Young adults are taking longer to reach financial independence

Younger Americans are taking longer to be financially independent from their parents versus their counterparts four decades ago, according to a new study.

Only 1 in 4 young adults last year were financially on their own by 22 – the age most Americans believe they should reach this milestone – down from 1 in 3 in 1980, the Pew Research Center recently found.

Many still receive money from their parents to pay for bills, groceries, rent and tuition, while others live at home. Young adults are considered financially independent if their income is 150% or more of the poverty level for a one-person household. In 2018, that threshold was $19,128.

“More young people are going to college these days, and that may slow their entry into the workforce and cause some to remain financially dependent on their parents,” said Kim Parker, Pew’s director of social trends research. “Other factors include rising college debt and rising housing costs.”

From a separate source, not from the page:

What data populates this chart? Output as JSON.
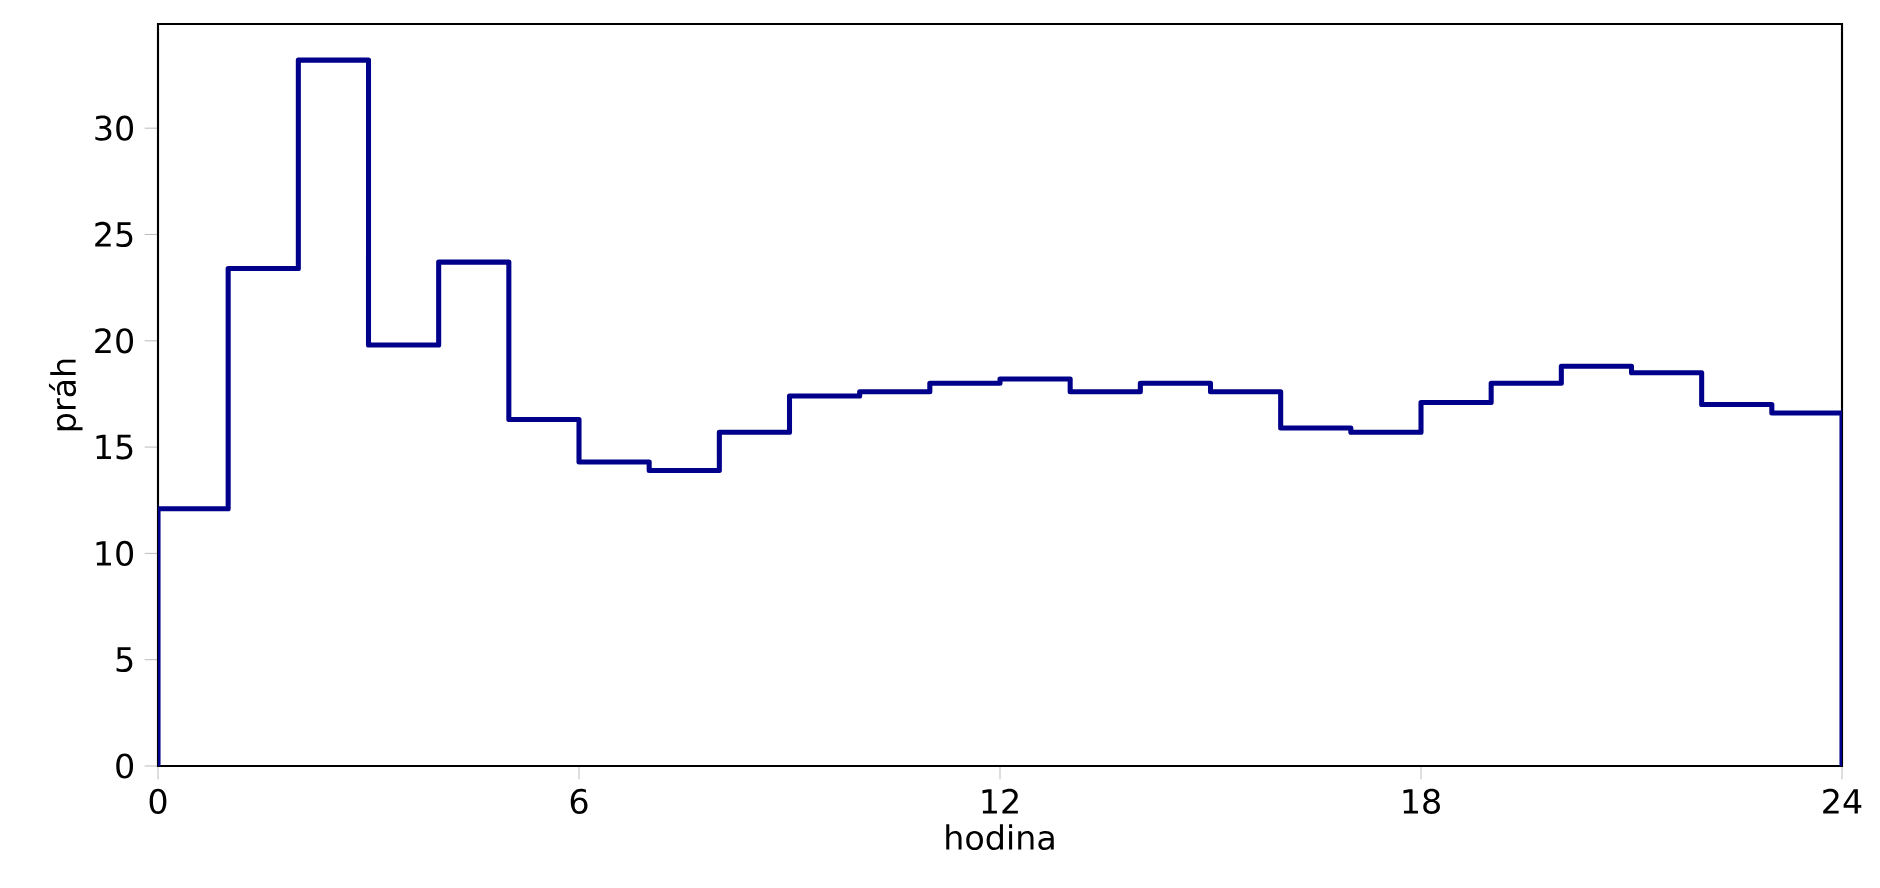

BOSTON, MA: Gabriel Howson, 22, a recent college graduate, lives with his mother Monica Beato-Howson at her home in the Dorchester neighborhood of Boston. (Photo: Barry Chin/The Boston Globe via Getty Images)

By the time they approach their 30th birthdays, young adults are nearly on track financially as previous generations, though. Last year, 47% of all young adults between 18 and 29 were financially independent, only slightly less than 50% in 1980.

Reasons for delayed independence

Young adults now are taking more time to manage their finances because they’re staying in school longer and getting married later. More live in their parents’ homes in their 20s and early 30s compared with earlier generations

But they’re not necessarily poor money managers, said Erika Safran, a financial advisor at Safran Wealth Advisors.

Financial support from parents to young adult children is most often for household expenses


“I don't see young people being irresponsible with credit cards, or going out and buying things that they can't afford,” she said. “I see some circumstances that will prevent them from ever achieving certain goals, like the opportunity to buy a house.”

For example, some attended expensive colleges and, as a result, have piles of unaffordable student loans, making them more dependent on their parents, Safran said.

Others took jobs after college that didn’t pay enough to support all of their living expenses.

“In the aftermath of the Great Recession, the job market was particularly challenging for young adults,” Parker said.

Financial independence by gender

There’s a gender imbalance, too, when it comes to financial independence from parents. While more men have reached that milestone compared with women, the gap has narrowed substantially since 1980.

Last year, 52% of men between 18 and 29 were financially autonomous, down from 63% in 1980. Young men without a college degree, in particular, are struggling. This group is most likely to live with their parents and suffer from stagnant wages and unemployment since the Great Recession, the study said.


Young men are more likely to be financially independent than young women, but gender gap has narrowed


Young women, however, are showing gains in financial independence, demonstrating the strides they’ve made in higher education and employment. In 2018, 42% of women between 18 and 29 were considered financially independent, up from 38% in 1980.

The study noted that more women between 25 and 29 have bachelor’s degrees or higher compared with men of the same age. The median earnings of women, while lower overall than men, increased 36% since 1980. Men’s wages grew only 1.3% in that same time.

Women also have nearly closed the employment gap. Last year, 65% of young women had jobs, up from 59% in 1980. That compares with 69% of men last year, down from 75% in 1980.